Download VirtualBox and install it. VirtualBox is simple to install and you would install them just like any other Windows program. Download Ubuntu Server and keep the ISO file handy. Follow the screenshots below. The screenshots below, and the title of this blog post says Ubuntu Server 14.04, but it should be mostly similar for later versions as well.
Start VirtualBox. You should be greeted with an interface like above. You might not have any virtual machines listed on the left side.
Click on New to start creating your new virtual machine. Give a name like Ubuntu Server and select Type as Linux and Version as Ubuntu (64 bit). Click Next.
Select the amount of RAM. I selected 1.5 GB RAM but yours may vary depending on your needs and your machine. I would recommend at least 768 MB.
It’s time to set the hard disk size. Around 16 GB is enough as this is just for the OS and tools. I typically create new virtual disks for the web files and database.
Your virtual machine is done. Select the machine in the list and click Start.
On first start, VirtualBox will ask you to mount an image for installation media. Click on the Browse icon on the right side to select the Ubuntu Server ISO file you downloaded.
Ubuntu Server Installation first asks for the language. Pick your language.

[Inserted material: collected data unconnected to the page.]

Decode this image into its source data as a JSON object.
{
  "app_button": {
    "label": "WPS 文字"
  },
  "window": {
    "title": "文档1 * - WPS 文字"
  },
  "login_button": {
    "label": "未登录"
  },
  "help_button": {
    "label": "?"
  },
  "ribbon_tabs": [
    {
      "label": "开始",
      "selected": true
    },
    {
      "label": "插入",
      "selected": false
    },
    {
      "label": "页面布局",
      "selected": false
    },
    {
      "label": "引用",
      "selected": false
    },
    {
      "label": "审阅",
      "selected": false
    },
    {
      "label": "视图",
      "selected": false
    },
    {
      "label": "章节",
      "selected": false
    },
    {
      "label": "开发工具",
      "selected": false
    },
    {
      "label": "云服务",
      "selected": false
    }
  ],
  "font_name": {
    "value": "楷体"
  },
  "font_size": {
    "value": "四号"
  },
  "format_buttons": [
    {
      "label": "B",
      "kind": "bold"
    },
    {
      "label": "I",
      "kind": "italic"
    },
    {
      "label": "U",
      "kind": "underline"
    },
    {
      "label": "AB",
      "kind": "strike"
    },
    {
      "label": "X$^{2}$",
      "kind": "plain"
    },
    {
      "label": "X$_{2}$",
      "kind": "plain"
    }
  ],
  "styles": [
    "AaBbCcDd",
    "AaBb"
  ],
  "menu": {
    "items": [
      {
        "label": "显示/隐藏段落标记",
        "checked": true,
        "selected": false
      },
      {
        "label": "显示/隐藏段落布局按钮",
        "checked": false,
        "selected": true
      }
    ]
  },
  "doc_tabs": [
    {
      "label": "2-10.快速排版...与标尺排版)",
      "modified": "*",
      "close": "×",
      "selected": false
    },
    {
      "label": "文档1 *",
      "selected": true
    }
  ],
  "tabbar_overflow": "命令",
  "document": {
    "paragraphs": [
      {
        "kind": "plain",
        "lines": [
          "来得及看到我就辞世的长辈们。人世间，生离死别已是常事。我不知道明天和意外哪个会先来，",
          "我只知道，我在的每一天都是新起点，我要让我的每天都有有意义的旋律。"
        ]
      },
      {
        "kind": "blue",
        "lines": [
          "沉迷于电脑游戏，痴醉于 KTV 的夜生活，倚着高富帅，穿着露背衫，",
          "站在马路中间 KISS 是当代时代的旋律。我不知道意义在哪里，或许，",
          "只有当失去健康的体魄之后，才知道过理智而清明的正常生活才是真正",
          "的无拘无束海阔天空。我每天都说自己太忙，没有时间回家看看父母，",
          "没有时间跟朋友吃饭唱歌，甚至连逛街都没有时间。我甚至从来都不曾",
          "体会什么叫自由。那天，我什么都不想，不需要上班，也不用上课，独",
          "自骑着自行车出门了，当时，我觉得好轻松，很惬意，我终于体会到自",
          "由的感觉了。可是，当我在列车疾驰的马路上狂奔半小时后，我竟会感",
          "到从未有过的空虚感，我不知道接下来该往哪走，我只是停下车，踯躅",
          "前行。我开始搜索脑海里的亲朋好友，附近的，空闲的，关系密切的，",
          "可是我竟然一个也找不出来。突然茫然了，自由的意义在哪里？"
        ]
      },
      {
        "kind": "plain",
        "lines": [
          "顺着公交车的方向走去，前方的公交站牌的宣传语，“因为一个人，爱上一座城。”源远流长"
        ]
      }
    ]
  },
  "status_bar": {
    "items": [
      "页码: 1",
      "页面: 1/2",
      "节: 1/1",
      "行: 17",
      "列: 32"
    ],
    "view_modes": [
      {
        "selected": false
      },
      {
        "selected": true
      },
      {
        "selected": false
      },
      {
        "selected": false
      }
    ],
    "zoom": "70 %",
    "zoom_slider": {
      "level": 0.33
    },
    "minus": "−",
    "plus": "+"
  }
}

The rest of the screenshots are using English.
You come to the familiar Ubuntu Server installation screen. Select Install Ubuntu to continue the installation.
Select your country. I picked India.
And keyboard layout. In most cases, you will pick English (US).
It will load additional components. Wait for it to complete.
This is an important step. Type in the hostname with which you would access this machine later. I have typed in hwvmsrv, with vm indicating that this is a virtual machine on the network.
Type in your real name.
And your username. This is what you will use to login to your virtual machine. I keep it very short, such as just hw.
Finally, type in the password you want.
Ubuntu can guide you in setting up the partitions as you want. However, since this is a virtual machine, you typically want to use entire disk and have it setup LVM.
It will actually install the system now. Wait for it to complete.
It will also configure the package manager. Before this, you will get a chance to configure proxy settings for your network. If you are not using a proxy, you can skip those steps.
Configure updates as per your preference. I prefer installing updates manually.
You should say Yes to this prompt, unless you know what you are doing.
You are done. Ubuntu is now installed on your virtual machine. Eject the ISO and select Continue to restart the virtual machine.
After restarting, you will get a prompt to login. Use your username and password to login.
sudo apt-get upgrade to make sure you get all the upgrades. Usually, there won’t be a lot unless the ISO is quite old.
The machine is ready and installed now. But let’s configure the virtual machine. I typically set an execution cap to 80% to make sure the virtual machine does not overload the host machine.
Add a second adapter to the virtual machine by right clicking the virtual machine, and selecting Settings. In the settings window, select Network and go to Adapter 2 tab as shown in the screenshot. Select Host-only adapter and other settings as shown in the screenshot (most are defaults).
We’ll store our website files and database on a new virtual disk. In the settings window, go to Storage and right click on SATA controller. Select Add Hard disk from the menu. Click on Create new disk from the popup window. Follow the instructions to create a new disk. I typically select a dynamic disk of 100 GB.
You can optionally setup more networking parameters. You can set the host machine IP and all virtual machines will fall in the same subnet. You can access this dialog from VirtualBox main window and selecting Preferences under File menu and then selecting Network in left side.
Add eth1 in
/etc/network/interfaces for Host only adapter (Ubuntu Server doesn’t add it). This is necessary to configure the second adapter we added to the virtual machine. You can look up examples by a simple Google search, such as this one.
This builds a simple machine ready for use. We will configure it further for Drupal development in another post.